1 Mayıs sabahı sınıf bilinçli işçiler ve devrimcilerin gözü İstanbul’dan gelecek haberlerdeydi. Çelik iradeleri ile surlarda delik açma ve Taksim’e ulaşma kararlılığında olanlar ile kendini korumaya çalışan sermaye sınıfı çarpışma halindeydi.

Yüreği kıpır kıpır uykudan uyananlar, sosyal medyadan haberleri karıştırmaya başladıklarında bir fotoğraf düştü önlerine.
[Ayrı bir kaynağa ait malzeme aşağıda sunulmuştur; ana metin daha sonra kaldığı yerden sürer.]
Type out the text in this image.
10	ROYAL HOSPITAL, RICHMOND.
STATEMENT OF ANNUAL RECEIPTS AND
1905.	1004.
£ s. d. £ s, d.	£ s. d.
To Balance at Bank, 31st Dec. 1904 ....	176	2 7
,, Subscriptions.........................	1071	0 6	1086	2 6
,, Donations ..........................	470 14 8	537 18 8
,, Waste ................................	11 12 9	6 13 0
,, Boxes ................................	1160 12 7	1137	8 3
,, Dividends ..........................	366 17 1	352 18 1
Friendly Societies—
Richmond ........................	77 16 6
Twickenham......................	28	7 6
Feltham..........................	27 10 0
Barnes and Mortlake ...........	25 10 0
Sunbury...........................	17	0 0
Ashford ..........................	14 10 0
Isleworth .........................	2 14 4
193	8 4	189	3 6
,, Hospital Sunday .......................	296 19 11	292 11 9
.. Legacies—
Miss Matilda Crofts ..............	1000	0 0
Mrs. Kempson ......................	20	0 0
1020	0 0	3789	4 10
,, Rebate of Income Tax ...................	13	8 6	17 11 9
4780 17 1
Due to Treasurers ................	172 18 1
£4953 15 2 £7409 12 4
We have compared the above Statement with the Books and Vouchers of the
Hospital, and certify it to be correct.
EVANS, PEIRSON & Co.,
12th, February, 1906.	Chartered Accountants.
Romalılar tarafından kentin su ihtiyacını karşılamak için yapılmış ve yıllara meydan okuyan ihtişamıyla Bozdoğan Kemeri. Kemerin önünde polisler, polislerin arkalarında tomalar ve kemerin üzerinde keskin nişancılar.

Kemer ve duvar. Bu iki kelime çıkarsama yapanlar için derin anlamlar ifade edebilirdi. 1 Mayıs sabahı çekilen bu fotoğrafta aslında çok şey anlatıyordu. 1 Mayıs ve Taksim için yapılan hazırlık da belki bunun içindi. Bozdoğan Kemerine yığınak yapıp, oradan geçmeye çalışan işçileri engellemeye çalışanlar karanlığı, çürümüşlüğü ve asalaklığı temsil ederken, o duvarı aşıp Taksime ulaşmaya çalışanlar ise geleceği ve güzel günleri temsil ediyordu.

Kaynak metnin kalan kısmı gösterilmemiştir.